The Slow and Savory Review
Oh, the ever present bottomless brunch. Chicago seems to be enamored with the practice, but Brandy's not entirely convinced it's a good idea. "Obviously, I'm hardly opposed to a cocktail or two at brunch, but do they really need to be bottomless?" she's been known to question, "If the deal works out in my favor, of course I'm happy to continuously sip until my heart's content, but that isn't always the case."
Hearing that Taco Joint in Lincoln Park was hosting one such bottomless brunch, Brandy decided to examine this phenomenon a little more closely, accompanied by her good friend Starr. The brunch was housed in the space that was The Mexican, where Bunny once had occasion to stop in for a delightful dinner.

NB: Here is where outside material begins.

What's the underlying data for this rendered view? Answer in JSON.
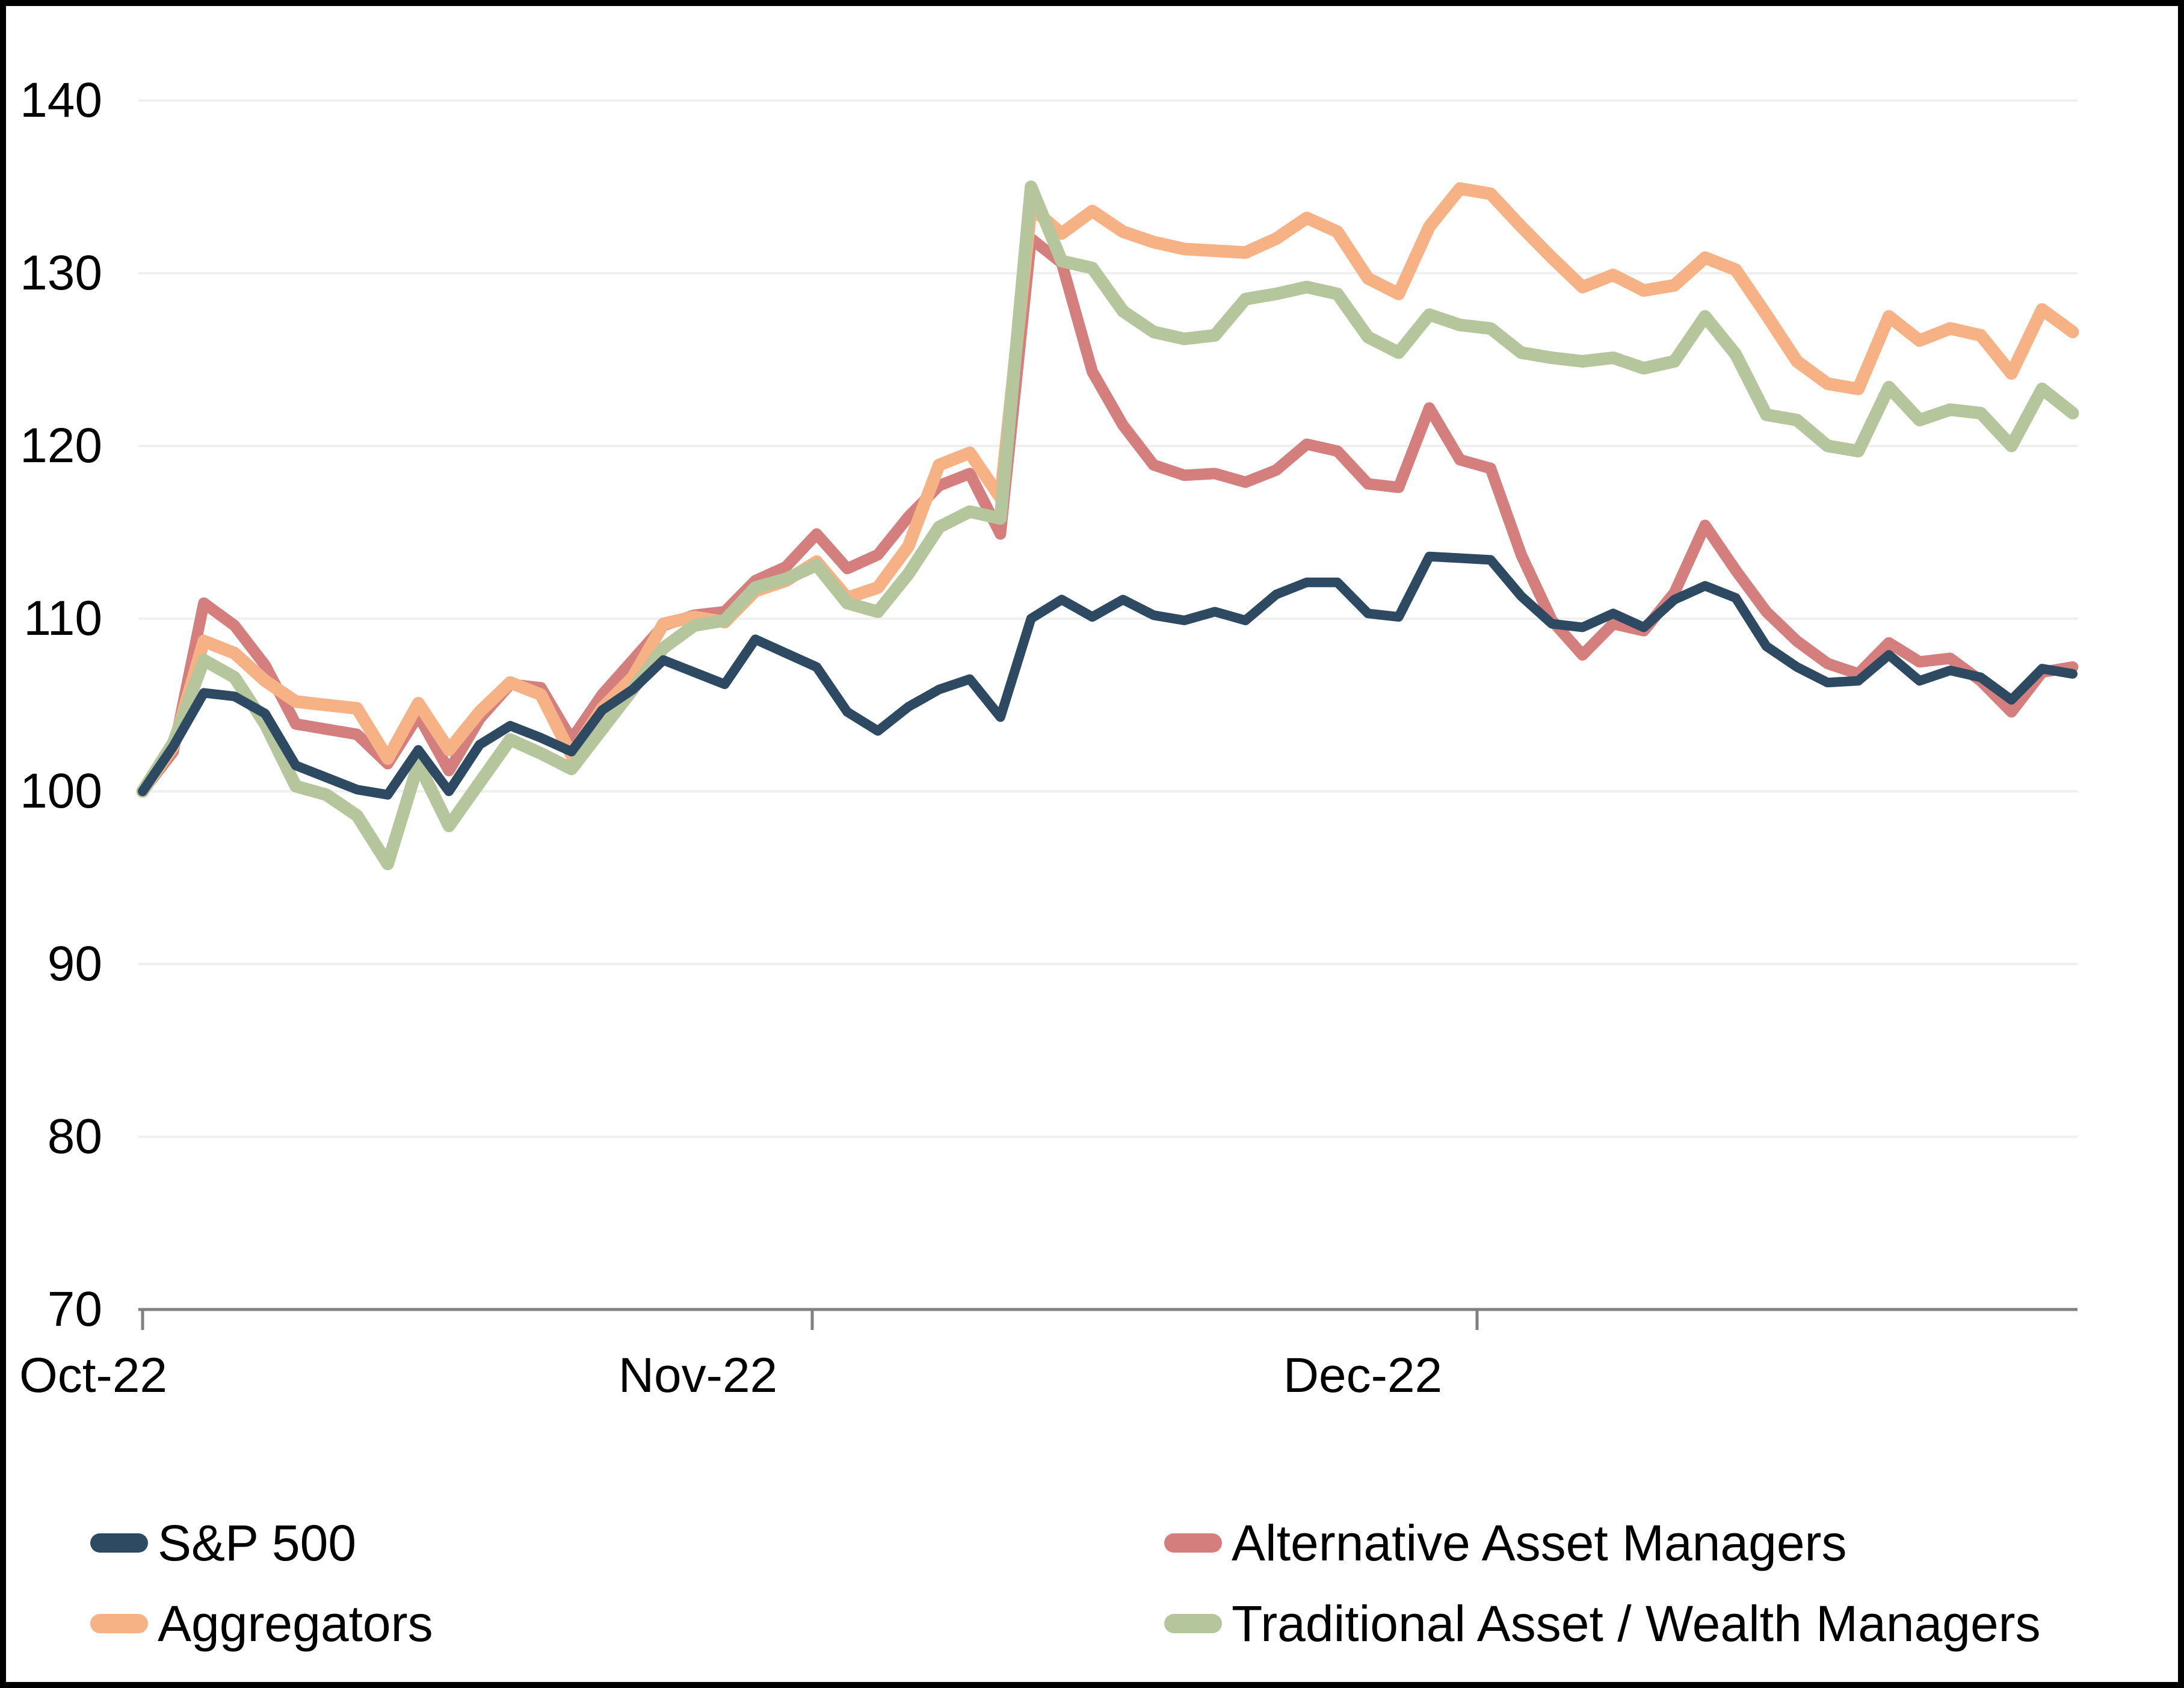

The decor hadn't changed much from a year ago, with the same bright pops of color and exposed brick, but the vibe had transition from rustic to more cool and relaxed, with the traditional tables having been replaced by high tops, stools, and communal seating.
Starr opted for the Mango and Passion Fruit Margarita. The concoction was pretty pungently fruity, but certainly not offensive. "Whoo! That'll wake you up in the morning!" Starr proclaimed as she took her first sip. Brandy, seeing Colectivo Coffee listed among the bottomless beverage options, assumed it must have an added shot of some sort of alcohol, and needing a little pick-me-up of her own, decided on that course of action. Sadly, though the coffee was strong and delicious, it didn't seem to have anything special to it, which was a bit confusing, considering its listing on the menu. "Oh well, I'll just have to be the control in this little experiment of ours," Brandy said, "Let's see just how many cocktails you can get through in two hours."
Deciding to order one shared dish a la carte, Starr and Brandy began their morning with some Al Pastor Tacos, which came served with yellow rice and chipotle black beans. The pork filing had a nice slow spice to it that gradually built up to a pleasant warmth, while the roasted pineapple really livened up each bite. Brandy particularly liked the texture of the fresh white onions, which were a nice crisp contrast to the tender pork.
Starr's entree consisted of the Chicken Chilaquiles with pulled chicken, whole black beans, tomatillo salsa, crema, queso fresco, and a fried egg. Unlike most chilaquiles Brandy has seen, this one was almost more of a sandwich or a napoleon, with the ingredients layered between two crisped, whole tortillas. The flavor over all was bright, but hearty, with the salsa verde really taking the lead in the mix. The chicken meat was nicely tender and the tortillas, much to Brandy's approval, retained their crispness until the very last bite. "Don't forget about that drink of yours," Brandy goaded Starr, who hadn't even made it halfway through her margarita.
Brandy chose the Carnitas Pancakes, the only vaguely sweet option on the menu. Interestingly, they came served almost like tacos, with the pancakes serving as the shell and the carnitas neatly piled in the middle with a slathering of maple syrup on top. Brandy certainly appreciated the novelty of eating the sweet and savory pancake like a taco, but she wished the dish had one more element to complete it. "Something like a little sour cream or a bit of vegetation would have done wonders here," she mused.
By the end of the meal, Starr had only managed to complete a single, albeit gigantic, margarita, so the conclusion was that unless one was intending on really doing some serious drinking, the bottomless brunch option was perhaps not the way to go. "Just as I've always supposed, ordering a la carte, more often than not, is usually the smarter option," said Brandy, "Although, far be it for me to judge those who really need the hair of the dog badly enough to power through more than two of these cocktails first thing in the morning."
The writers of this blog were invited to dine free of charge by the restaurant in exchange for an honest review.